I worked the draft over a bit over the next few days and then printed copies for everyone in class. I gave it to them and then waited a week for the class to come around again. My job as they discussed my story was to keep quiet and listen. I was to take notes and see how my story worked without me defending it. I had been through this with other people's stories. One guy hadn't been able to keep himself under control as his piece was savaged for being as boring and pointless as it obviously was. A young woman interrupted us in our discussion to explain the point that we were missing. Having seen those two fall apart, I was committed to making it through my critique without speaking.
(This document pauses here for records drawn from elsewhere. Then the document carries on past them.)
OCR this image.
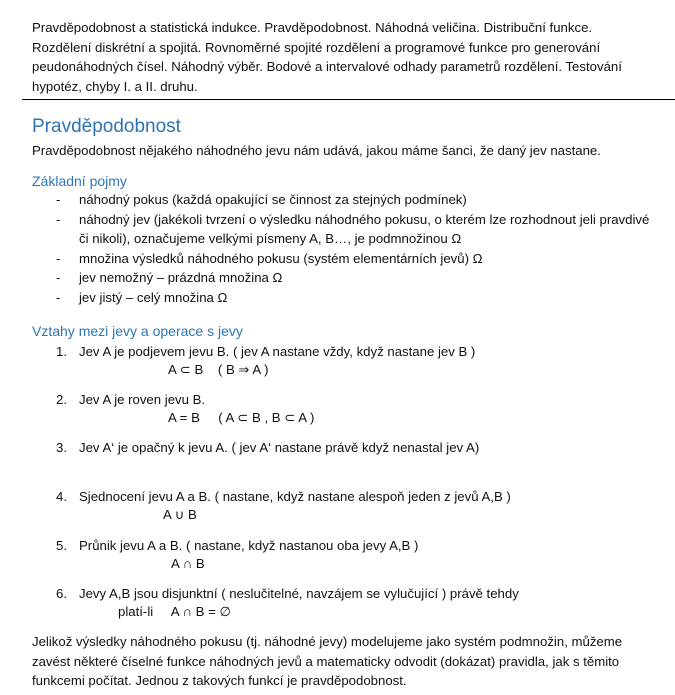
Pravděpodobnost a statistická indukce. Pravděpodobnost. Náhodná veličina. Distribuční funkce. Rozdělení diskrétní a spojitá. Rovnoměrné spojité rozdělení a programové funkce pro generování peudonáhodných čísel. Náhodný výběr. Bodové a intervalové odhady parametrů rozdělení. Testování hypotéz, chyby I. a II. druhu.
Pravděpodobnost
Pravděpodobnost nějakého náhodného jevu nám udává, jakou máme šanci, že daný jev nastane.
Základní pojmy
- náhodný pokus (každá opakující se činnost za stejných podmínek)
- náhodný jev (jakékoli tvrzení o výsledku náhodného pokusu, o kterém lze rozhodnout jeli pravdivé či nikoli), označujeme velkými písmeny A, B…, je podmnožinou Ω
- množina výsledků náhodného pokusu (systém elementárních jevů) Ω
- jev nemožný – prázdná množina Ω
- jev jistý – celý množina Ω
Vztahy mezi jevy a operace s jevy
1. Jev A je podjevem jevu B. ( jev A nastane vždy, když nastane jev B )
A ⊂ B    ( B ⇒ A )
2. Jev A je roven jevu B.
A = B     ( A ⊂ B , B ⊂ A )
3. Jev A‘ je opačný k jevu A. ( jev A‘ nastane právě když nenastal jev A)
4. Sjednocení jevu A a B. ( nastane, když nastane alespoň jeden z jevů A,B )
A ∪ B
5. Průnik jevu A a B. ( nastane, když nastanou oba jevy A,B )
A ∩ B
6. Jevy A,B jsou disjunktní ( neslučitelné, navzájem se vylučující ) právě tehdy
platí-li     A ∩ B = ∅
Jelikož výsledky náhodného pokusu (tj. náhodné jevy) modelujeme jako systém podmnožin, můžeme zavést některé číselné funkce náhodných jevů a matematicky odvodit (dokázat) pravidla, jak s těmito funkcemi počítat. Jednou z takových funkcí je pravděpodobnost.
Aside from that I was struggling with the story that we had read the week before. It was incredible. Artful, interesting, gorgeously written. The only thing it lacked was an ending and the guy who had written it was obviously helpless with the thing. He just couldn't find his way out of the trap he had built. I worried that he was going to find it soon and that my story, even with what I thought was a perfect ending, would pale in comparison. I kept my eyes on him during the critique. I had been one of his most vocal fans and one of the few who had not suggested an ending because he clearly didn't want our suggestions on that. I wanted him to perk up and take note.

As the critique began, several women in the class began telling me what a sexist bastard I was. Me? I thought. But then I realized that it was my character they were reacting to. As the discussion went on, I saw that the character I had drawn in my image was, for them, indistinguishable from me. Our professor rescued me before I could say anything by saying, "Let's keep this about the story and the characters, not about the writer." And that's when the guy with the great story spoke up. He lectured the girls on the narrative voice I had chosen. He saw that I was doing a Salinger and he said that it wasn't bad. He smiled at me. I think he knew that I would take that as the compliment it was intended. And then he said, "what we should be noticing is the ending."
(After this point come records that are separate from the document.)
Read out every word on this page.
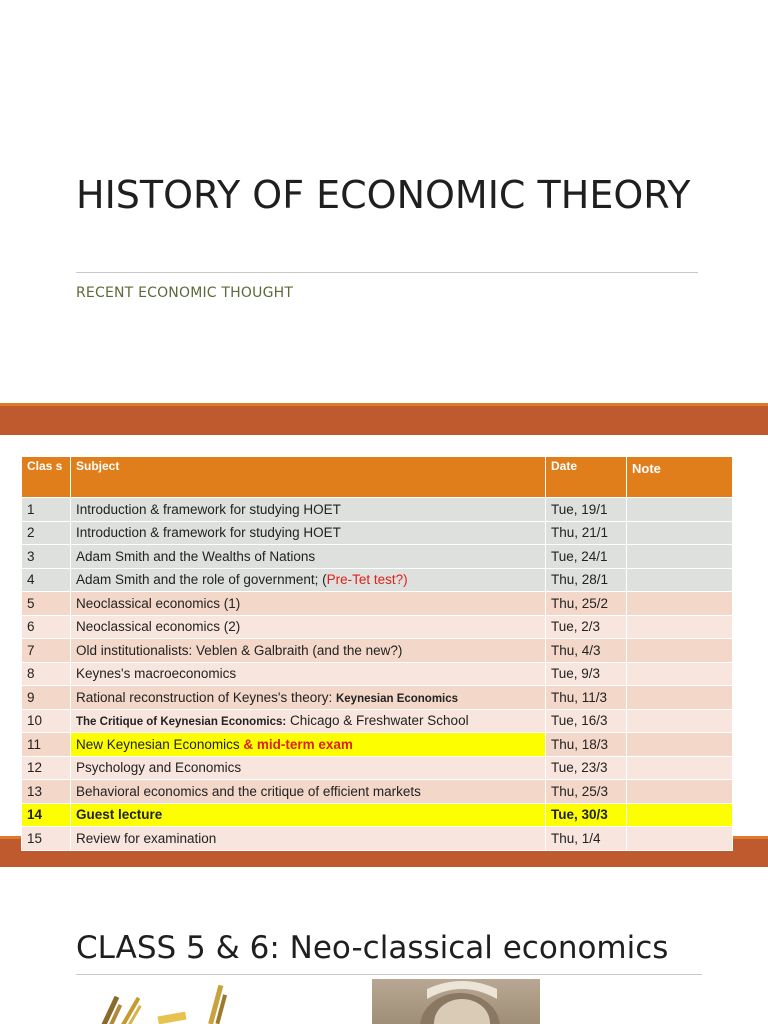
HISTORY OF ECONOMIC THEORY
RECENT ECONOMIC THOUGHT
Clas s	Subject	Date	Note
1	Introduction & framework for studying HOET	Tue, 19/1	
2	Introduction & framework for studying HOET	Thu, 21/1	
3	Adam Smith and the Wealths of Nations	Tue, 24/1	
4	Adam Smith and the role of government; (Pre-Tet test?)	Thu, 28/1	
5	Neoclassical economics (1)	Thu, 25/2	
6	Neoclassical economics (2)	Tue, 2/3	
7	Old institutionalists: Veblen & Galbraith (and the new?)	Thu, 4/3	
8	Keynes's macroeconomics	Tue, 9/3	
9	Rational reconstruction of Keynes's theory: Keynesian Economics	Thu, 11/3	
10	The Critique of Keynesian Economics: Chicago & Freshwater School	Tue, 16/3	
11	New Keynesian Economics & mid-term exam	Thu, 18/3	
12	Psychology and Economics	Tue, 23/3	
13	Behavioral economics and the critique of efficient markets	Thu, 25/3	
14	Guest lecture	Tue, 30/3	
15	Review for examination	Thu, 1/4	
CLASS 5 & 6: Neo-classical economics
They didn't have much to say about the ending. There was an actual silence in the room. If this were a television movie script I would say that I was holding my breath, but I wasn't. I knew that the ending was good. And the silence told me that it was very good. Finally, one woman said, "it's fucking perfect, you bastard."

All of this is to say that time to time when I sit at the keyboard rejecting ideas that will not work for the blog, typing halves of poems that die on the table, and crumpling printed drafts that no longer feel worth the time to edit, I think back to sitting in that room with Creeg and Stephanie. I remember getting the idea and typing fast as I could. I can just about feel what it was like in the class listening to people tell me about the story and having a tiny hope inside me become something real. When I get stuck and just don't have anything to write about, as I did tonight, I tell myself that story and it makes things better.

I have a feeling that most everyone has at least one story like that. I could read several books of those stories. Maybe that should be NPR's next series. It could run once a week for years. Hell, it could go once a day. The stories we write to remind ourselves that we are, after all, good. Maybe, just maybe they could call the series Write On.